Saturday, November 17, 2007

Fun with the doctor


Friday morning I had my physical. I get to visit Dr. H. every 3-4 months anyway, but most of the time, he examines the results of my blood work and tells me to lose weight, and I don't have to remove a stitch of clothing. But once a year or so, he feels compelled to poke and prod and look at things that probably ought not be looked at under such a bright light.


I prepared for this visit by getting blood work done a week ago, so those results added yet another page or two to my file, which is all of three inches thick. The folder that holds it all is tattered and worn. Then I had more redundant paperwork to do at the office. That's something else that happens once a year or so--I get to copy all the old stuff over onto a new form. Of course, if there are changes, I add those, but generally, everything is the same. The reason for my parents' deaths is not going to change, for example. In short, it is an exercise in repeatedly and redundantly, over and over again, duplicating my own words. Both forms, the old one and the new one, remain in the folder.


This year we even did an EKG. Dr. H. still can't seem to believe that a fat old broad like me is not just keeling over with heart failure. If they were truly concerned with my health, they'd do something about those damned stirrups. I admit, they've put a little flannel bootie on each one so it isn't cold, but that doesn't keep it from being turned at an uncomfortable angle. Am I weird, or what? Don't all people's feet point in generally the same direction? By the time I get my bottom scooted down to the edge of the table, my knees bent and aiming perpendicularly to my torso, my feet don't agree to turn inward. They have to be forced inward, and it hurts.


It didn't really hurt to get the PAP smear. I've had so many over the decades that probably all that's being snipped off now is scar tissue. At what point does a woman get to opt out of this indignity? Surely there's a better way.

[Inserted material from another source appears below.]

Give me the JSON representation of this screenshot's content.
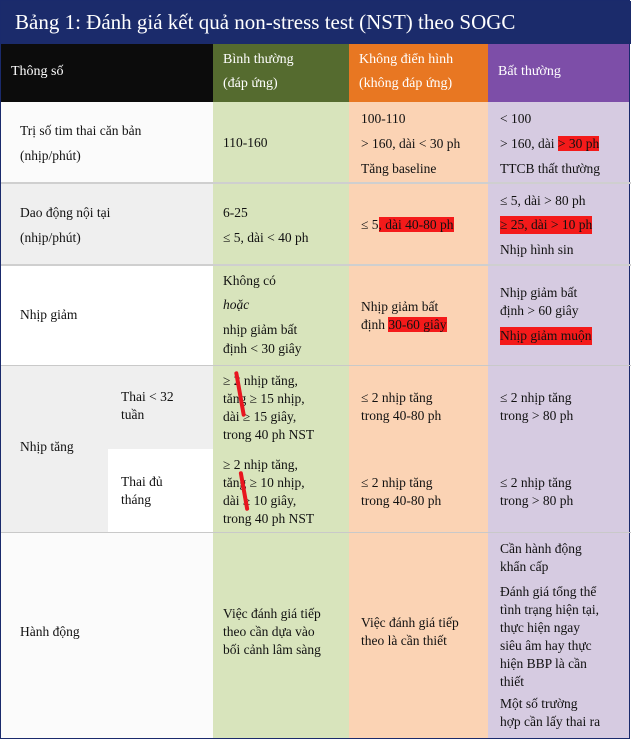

And while we're at it, the finger in the rubber glove is no fun. Well, I guess I can't speak for Dr. H., but I don't get a lot of ha-ha out of it. It doesn't hurt, but surely there is some way to warm up that icy KY jelly. That'll wake you up in the morning, for sure.


The things on me that really do hurt never quite seem to be on the agenda. Where I clunked my hand on Bonny's console--only now has the bruising gone away, and there is a bump under the skin where I suspect a tiny bone may be broken and trying to heal. My fingers have varying degrees of arthritic knobs and bobbles. My ingrown toenail was ignored. I guess I could have made a point of having him look at it, but he'd have just sent me to the foot doctor again. Dr. H. is in INTERNAL medicine. Ears, noses, throats--a little. Genitalia--sometimes. But toes and fingers--not his job, man.


Esteemed spouse will be having his first visit with Dr. H. toward month's end. It will be .... different, I suppose .... to hear his take on the tiny little doctor. He won't like him, but then, he never likes doctors.


There's good reason, certainly, not to trust doctors implicitly. A local dermatologist has been accused of exposing possibly as many as 10,000 patients to infections like HIV because he was reusing instruments without properly sterilizing them. He is also accused of performing unneeded procedures and of billing for ones he did not perform. He lives in a gazillion-dollar lakefront mansion, and as one disgruntled patient put it, "Part of that house is mine." I hope she gets a big hunk of it. I don't care how unethical some professionals are--no one is likely to be killed by an unethical newscaster or hardware sales person. But doctors can kill and maim people, and apparently, some of them do so for fun and profit. I can't help but hope that this man will go to prison for a long, long time, and that while he's there, he contracts some skin-damaging virus. What a jerk. What a sadistic, self-centered, money-grubbing jerk. Dr. S.